4:1 Cain. The name “Cain” means “acquisition,” expressing Eve’s thankfulness that the Lord was keeping His promise to her, and her faith that her son would grow to manhood. Possibly Eve jumped to the unwarranted conclusion that Cain was the promised Deliverer. Actually, however, he was “of that wicked one” (I John 3:12), and thus was the first in the long line of the Serpent’s seed.
4:2 Abel. “Abel” means “vapor” or “vanity.” By the time Abel was born, Eve was fully aware of the effect of God’s curse on the creation, which was made “subject to vanity” (Romans 8:20).
4:2 tiller of the ground. Both Cain and Abel had honorable occupations, Cain producing food for the family and Abel sheep for clothing and sacrifice. As time would pass and populations would multiply, such specializations could provide the basis for trade and optimum implementation of the Edenic mandate.
4:3 process of time. Literally, “at the end of the days,” undoubtedly a reference to the “seventh day,” which God had hallowed as a day of rest and blessing (Genesis 2:3). On such a day, men would follow God’s example in ceasing from their regular labors in order to have fellowship with God, possibly meeting with Him at the entrance to Eden (Genesis 3:24).

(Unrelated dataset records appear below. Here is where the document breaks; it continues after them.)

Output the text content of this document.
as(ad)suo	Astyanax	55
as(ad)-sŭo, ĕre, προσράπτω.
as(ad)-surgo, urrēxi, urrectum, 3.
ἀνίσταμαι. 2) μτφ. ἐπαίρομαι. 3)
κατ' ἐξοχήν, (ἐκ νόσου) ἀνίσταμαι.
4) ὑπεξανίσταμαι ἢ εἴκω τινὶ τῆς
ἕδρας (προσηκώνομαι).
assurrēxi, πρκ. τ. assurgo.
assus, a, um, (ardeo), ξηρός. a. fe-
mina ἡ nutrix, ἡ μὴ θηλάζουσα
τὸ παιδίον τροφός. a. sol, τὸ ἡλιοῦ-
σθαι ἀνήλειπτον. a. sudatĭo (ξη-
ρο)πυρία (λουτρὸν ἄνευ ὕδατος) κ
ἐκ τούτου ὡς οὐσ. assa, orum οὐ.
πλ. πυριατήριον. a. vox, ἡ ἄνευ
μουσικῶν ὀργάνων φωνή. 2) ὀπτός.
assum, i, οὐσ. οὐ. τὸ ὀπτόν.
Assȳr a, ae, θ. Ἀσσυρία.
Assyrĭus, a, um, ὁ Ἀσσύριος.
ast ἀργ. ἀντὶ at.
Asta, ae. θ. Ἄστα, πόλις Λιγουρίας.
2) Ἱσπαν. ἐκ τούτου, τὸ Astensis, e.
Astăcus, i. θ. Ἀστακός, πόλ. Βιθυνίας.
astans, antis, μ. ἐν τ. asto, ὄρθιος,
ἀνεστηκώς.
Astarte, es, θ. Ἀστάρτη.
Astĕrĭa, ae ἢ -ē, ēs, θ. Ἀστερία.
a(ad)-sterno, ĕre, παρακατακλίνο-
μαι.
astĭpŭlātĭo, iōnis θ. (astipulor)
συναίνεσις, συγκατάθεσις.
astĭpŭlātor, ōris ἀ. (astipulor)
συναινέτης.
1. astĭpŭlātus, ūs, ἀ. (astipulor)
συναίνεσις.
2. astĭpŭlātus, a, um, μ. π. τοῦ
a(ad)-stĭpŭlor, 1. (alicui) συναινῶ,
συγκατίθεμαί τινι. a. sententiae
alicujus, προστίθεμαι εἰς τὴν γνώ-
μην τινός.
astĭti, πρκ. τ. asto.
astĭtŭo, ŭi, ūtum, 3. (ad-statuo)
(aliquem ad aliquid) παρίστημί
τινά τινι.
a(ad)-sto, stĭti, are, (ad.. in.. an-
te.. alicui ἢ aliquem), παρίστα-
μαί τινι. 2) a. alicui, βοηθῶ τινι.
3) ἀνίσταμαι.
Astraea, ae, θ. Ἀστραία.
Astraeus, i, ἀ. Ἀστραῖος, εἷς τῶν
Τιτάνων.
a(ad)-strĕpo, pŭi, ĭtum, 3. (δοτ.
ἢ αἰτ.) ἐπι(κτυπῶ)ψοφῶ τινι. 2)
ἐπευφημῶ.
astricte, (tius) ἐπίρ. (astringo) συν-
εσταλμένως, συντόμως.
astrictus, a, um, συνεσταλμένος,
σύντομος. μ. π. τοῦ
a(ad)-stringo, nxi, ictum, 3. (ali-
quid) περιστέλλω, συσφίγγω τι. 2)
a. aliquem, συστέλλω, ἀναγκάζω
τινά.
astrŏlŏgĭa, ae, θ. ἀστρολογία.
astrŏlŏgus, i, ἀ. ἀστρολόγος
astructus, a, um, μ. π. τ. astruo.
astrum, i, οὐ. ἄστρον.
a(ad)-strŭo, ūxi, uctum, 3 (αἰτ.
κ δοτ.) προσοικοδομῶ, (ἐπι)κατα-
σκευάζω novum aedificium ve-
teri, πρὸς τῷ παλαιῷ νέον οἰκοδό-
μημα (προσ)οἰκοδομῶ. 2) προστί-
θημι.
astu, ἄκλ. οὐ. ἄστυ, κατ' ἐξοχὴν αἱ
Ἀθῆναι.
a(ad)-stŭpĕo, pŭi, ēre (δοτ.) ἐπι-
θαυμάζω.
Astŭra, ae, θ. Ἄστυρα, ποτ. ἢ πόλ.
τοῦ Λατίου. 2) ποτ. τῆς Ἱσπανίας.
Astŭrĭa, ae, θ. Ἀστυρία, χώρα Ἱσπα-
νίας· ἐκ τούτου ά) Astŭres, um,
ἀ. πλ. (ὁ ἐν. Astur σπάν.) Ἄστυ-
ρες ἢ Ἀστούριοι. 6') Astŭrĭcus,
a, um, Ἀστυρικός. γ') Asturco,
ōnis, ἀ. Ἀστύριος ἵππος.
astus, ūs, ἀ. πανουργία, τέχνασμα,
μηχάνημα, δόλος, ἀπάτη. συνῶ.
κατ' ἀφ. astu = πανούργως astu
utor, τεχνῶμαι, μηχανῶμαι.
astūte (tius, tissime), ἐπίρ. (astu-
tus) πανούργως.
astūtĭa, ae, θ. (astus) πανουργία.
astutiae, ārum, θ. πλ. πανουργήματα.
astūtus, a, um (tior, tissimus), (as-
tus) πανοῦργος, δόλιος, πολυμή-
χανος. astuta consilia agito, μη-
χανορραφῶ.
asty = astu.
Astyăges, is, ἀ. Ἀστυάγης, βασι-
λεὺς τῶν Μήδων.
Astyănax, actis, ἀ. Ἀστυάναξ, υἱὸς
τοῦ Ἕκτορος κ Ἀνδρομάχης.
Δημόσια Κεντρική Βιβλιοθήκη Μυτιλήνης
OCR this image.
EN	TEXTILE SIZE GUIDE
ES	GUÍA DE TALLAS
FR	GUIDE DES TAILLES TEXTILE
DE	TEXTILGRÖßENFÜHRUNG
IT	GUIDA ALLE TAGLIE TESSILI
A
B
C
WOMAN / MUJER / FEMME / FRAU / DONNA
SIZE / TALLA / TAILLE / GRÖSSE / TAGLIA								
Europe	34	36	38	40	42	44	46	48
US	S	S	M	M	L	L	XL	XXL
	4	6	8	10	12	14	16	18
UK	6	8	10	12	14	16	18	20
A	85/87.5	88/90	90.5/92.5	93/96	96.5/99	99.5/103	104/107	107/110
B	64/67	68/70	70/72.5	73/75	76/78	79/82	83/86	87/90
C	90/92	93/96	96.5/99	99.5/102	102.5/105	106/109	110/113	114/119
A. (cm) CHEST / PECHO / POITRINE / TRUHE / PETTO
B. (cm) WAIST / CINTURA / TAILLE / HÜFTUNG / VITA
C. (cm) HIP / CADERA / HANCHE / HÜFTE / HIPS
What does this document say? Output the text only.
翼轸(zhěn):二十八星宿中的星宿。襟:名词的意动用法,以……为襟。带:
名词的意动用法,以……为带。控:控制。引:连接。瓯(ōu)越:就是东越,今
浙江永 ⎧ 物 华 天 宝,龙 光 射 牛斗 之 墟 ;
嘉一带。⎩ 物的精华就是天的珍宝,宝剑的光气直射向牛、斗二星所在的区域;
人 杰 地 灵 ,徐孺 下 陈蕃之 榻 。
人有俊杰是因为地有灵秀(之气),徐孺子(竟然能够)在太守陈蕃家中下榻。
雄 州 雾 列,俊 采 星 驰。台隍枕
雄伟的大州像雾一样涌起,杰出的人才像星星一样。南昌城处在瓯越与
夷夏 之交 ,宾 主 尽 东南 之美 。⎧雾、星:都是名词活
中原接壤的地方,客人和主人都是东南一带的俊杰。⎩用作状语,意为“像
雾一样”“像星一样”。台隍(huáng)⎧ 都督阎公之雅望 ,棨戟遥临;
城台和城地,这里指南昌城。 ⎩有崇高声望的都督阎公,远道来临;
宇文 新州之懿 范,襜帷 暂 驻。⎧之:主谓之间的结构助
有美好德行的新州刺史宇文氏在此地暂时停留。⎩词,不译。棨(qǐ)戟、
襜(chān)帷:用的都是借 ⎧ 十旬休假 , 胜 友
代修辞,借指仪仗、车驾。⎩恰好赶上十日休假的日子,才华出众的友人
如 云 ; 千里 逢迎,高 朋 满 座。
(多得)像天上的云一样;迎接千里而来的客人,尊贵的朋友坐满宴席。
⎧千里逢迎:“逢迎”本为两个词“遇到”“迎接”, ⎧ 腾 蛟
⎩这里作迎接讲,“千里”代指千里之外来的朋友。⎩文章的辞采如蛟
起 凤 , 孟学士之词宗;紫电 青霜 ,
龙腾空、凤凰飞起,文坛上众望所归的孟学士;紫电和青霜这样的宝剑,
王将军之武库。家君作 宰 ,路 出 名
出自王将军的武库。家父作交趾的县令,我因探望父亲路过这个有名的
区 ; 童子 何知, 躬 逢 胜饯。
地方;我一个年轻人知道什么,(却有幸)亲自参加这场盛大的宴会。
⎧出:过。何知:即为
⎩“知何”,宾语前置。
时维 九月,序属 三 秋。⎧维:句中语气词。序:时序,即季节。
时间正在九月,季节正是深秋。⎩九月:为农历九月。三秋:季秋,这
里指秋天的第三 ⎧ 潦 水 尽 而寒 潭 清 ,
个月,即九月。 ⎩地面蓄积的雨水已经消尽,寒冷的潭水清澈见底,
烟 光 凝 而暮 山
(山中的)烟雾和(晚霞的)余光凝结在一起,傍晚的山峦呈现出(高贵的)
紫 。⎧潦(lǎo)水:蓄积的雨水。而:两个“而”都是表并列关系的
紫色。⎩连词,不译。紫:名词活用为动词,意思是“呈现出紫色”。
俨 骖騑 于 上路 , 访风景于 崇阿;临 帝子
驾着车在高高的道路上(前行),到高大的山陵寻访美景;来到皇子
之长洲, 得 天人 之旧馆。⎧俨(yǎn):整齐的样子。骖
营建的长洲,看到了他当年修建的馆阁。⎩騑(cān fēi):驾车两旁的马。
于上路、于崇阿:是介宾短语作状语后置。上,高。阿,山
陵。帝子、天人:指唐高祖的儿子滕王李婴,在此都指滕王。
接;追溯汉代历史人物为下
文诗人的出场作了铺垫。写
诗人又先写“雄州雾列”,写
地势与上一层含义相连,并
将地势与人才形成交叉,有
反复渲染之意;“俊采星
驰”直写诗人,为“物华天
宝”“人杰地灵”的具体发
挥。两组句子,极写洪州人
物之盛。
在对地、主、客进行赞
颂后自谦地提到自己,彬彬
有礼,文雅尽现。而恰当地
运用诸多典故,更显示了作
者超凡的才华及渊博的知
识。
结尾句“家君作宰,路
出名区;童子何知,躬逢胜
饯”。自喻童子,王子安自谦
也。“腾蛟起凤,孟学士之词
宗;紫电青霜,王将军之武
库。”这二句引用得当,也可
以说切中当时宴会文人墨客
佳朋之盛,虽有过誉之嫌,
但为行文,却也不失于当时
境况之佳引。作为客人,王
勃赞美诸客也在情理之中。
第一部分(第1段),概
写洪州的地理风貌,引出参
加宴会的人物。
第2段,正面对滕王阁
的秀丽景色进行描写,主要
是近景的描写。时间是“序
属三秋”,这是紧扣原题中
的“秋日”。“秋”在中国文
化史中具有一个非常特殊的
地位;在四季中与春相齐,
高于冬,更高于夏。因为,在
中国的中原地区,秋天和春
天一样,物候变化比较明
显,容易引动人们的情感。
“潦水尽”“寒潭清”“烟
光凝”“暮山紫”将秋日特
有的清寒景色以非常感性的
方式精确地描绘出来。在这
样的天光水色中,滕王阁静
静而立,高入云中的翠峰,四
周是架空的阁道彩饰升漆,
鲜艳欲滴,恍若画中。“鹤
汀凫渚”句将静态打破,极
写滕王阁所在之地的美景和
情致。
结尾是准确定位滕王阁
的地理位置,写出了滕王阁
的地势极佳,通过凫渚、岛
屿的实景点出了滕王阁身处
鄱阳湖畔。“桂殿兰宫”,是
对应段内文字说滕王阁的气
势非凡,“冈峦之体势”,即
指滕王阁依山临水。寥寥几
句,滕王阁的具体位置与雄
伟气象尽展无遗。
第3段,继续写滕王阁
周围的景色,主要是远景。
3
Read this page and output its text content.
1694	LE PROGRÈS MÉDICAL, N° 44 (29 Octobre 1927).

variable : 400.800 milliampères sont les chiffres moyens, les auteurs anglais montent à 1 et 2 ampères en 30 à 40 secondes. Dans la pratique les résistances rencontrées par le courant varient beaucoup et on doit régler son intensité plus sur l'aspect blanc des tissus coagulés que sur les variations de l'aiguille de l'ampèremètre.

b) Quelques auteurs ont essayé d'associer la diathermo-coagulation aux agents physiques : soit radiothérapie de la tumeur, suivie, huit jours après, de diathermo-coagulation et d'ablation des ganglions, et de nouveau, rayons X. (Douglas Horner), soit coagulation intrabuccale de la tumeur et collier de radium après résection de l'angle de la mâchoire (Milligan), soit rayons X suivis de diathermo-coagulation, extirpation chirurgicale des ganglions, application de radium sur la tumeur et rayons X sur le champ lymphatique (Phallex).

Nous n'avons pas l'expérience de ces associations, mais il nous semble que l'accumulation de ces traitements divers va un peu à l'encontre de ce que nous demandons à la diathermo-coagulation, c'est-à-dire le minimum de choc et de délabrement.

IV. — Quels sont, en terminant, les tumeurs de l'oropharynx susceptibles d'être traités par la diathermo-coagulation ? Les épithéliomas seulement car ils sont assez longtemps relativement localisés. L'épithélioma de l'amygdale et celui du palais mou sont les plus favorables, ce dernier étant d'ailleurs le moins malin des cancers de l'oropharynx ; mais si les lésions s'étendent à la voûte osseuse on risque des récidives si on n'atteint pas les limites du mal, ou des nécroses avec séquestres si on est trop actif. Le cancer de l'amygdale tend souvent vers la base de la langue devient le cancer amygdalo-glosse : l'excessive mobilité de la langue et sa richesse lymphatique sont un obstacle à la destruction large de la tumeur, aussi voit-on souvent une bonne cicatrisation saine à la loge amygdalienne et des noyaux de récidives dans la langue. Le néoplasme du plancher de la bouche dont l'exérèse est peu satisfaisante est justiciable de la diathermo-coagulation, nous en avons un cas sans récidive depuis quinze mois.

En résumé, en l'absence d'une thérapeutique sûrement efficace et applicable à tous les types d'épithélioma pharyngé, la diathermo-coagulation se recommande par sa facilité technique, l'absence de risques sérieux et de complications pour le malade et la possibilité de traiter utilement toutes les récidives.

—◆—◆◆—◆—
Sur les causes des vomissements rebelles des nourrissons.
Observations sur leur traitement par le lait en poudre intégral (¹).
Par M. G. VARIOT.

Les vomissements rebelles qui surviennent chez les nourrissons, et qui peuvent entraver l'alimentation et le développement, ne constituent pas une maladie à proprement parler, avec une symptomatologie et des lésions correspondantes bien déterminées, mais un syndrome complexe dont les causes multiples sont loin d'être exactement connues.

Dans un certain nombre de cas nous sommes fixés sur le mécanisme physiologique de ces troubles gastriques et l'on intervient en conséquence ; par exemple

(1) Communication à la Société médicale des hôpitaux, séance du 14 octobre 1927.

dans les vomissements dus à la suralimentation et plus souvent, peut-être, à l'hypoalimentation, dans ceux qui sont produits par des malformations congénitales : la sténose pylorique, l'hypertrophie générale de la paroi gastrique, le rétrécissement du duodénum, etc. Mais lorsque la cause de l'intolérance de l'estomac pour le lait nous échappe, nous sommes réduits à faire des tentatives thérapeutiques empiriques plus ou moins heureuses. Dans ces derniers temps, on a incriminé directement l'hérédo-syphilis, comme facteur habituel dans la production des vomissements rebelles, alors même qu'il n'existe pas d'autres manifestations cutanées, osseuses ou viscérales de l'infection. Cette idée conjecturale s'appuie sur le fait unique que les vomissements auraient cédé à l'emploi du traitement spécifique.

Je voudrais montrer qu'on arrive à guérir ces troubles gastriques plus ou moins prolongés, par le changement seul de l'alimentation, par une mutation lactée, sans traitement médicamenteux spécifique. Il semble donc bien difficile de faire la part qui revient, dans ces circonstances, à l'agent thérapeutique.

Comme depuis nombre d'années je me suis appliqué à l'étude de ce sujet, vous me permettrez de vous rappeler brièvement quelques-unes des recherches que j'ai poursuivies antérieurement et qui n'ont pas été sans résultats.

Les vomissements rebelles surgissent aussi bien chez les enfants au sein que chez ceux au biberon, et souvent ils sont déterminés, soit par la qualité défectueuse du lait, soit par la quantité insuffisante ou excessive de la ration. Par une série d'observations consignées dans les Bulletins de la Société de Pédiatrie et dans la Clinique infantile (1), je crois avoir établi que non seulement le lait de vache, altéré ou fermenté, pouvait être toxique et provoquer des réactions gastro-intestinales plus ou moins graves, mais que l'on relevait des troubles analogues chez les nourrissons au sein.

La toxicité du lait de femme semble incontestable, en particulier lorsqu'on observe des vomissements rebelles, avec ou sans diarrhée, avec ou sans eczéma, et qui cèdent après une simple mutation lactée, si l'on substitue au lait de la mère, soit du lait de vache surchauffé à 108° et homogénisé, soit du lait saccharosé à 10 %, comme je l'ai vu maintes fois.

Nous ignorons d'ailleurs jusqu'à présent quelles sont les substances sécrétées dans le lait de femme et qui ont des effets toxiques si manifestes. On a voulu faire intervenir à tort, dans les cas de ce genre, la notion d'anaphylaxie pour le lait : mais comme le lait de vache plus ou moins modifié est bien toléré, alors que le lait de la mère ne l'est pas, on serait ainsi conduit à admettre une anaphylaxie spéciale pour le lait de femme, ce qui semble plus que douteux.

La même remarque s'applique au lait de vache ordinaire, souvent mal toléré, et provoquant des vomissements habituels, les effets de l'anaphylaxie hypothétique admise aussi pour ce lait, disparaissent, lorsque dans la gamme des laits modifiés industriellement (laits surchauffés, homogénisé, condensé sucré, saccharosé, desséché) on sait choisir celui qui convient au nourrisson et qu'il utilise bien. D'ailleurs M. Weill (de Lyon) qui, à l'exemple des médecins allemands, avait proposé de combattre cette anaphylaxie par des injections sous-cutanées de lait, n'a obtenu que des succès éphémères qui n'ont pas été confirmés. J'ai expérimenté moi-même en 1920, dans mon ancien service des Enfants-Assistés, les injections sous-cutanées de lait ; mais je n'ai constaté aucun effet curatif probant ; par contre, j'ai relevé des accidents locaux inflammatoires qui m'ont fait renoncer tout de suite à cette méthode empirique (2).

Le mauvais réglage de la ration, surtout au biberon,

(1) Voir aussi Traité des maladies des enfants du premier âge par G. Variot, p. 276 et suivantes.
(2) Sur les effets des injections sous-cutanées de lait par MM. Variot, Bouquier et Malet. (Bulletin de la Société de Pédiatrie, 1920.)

4:3 an offering. Such fellowship, however, required that worshipers approach God with an offering that would make them suitable for His presence. Adam and Eve no doubt had instructed their sons that this required a substitutionary sacrifice of innocent blood (Genesis 3:21). Cain, however, chose to bring another type of offering on this occasion.
4:4 Abel. Abel was a man of faith, the first listed in the chapter of faith (Hebrews 11). Since he brought a “by faith...a more excellent sacrifice” (Hebrews 11:4), it is evident that God had given instruction concerning the sacrifice, which Abel believed and obeyed. The Lord Jesus described him as “righteous” (Matthew 23:35) and even as one of God’s prophets (Luke 11:50,51).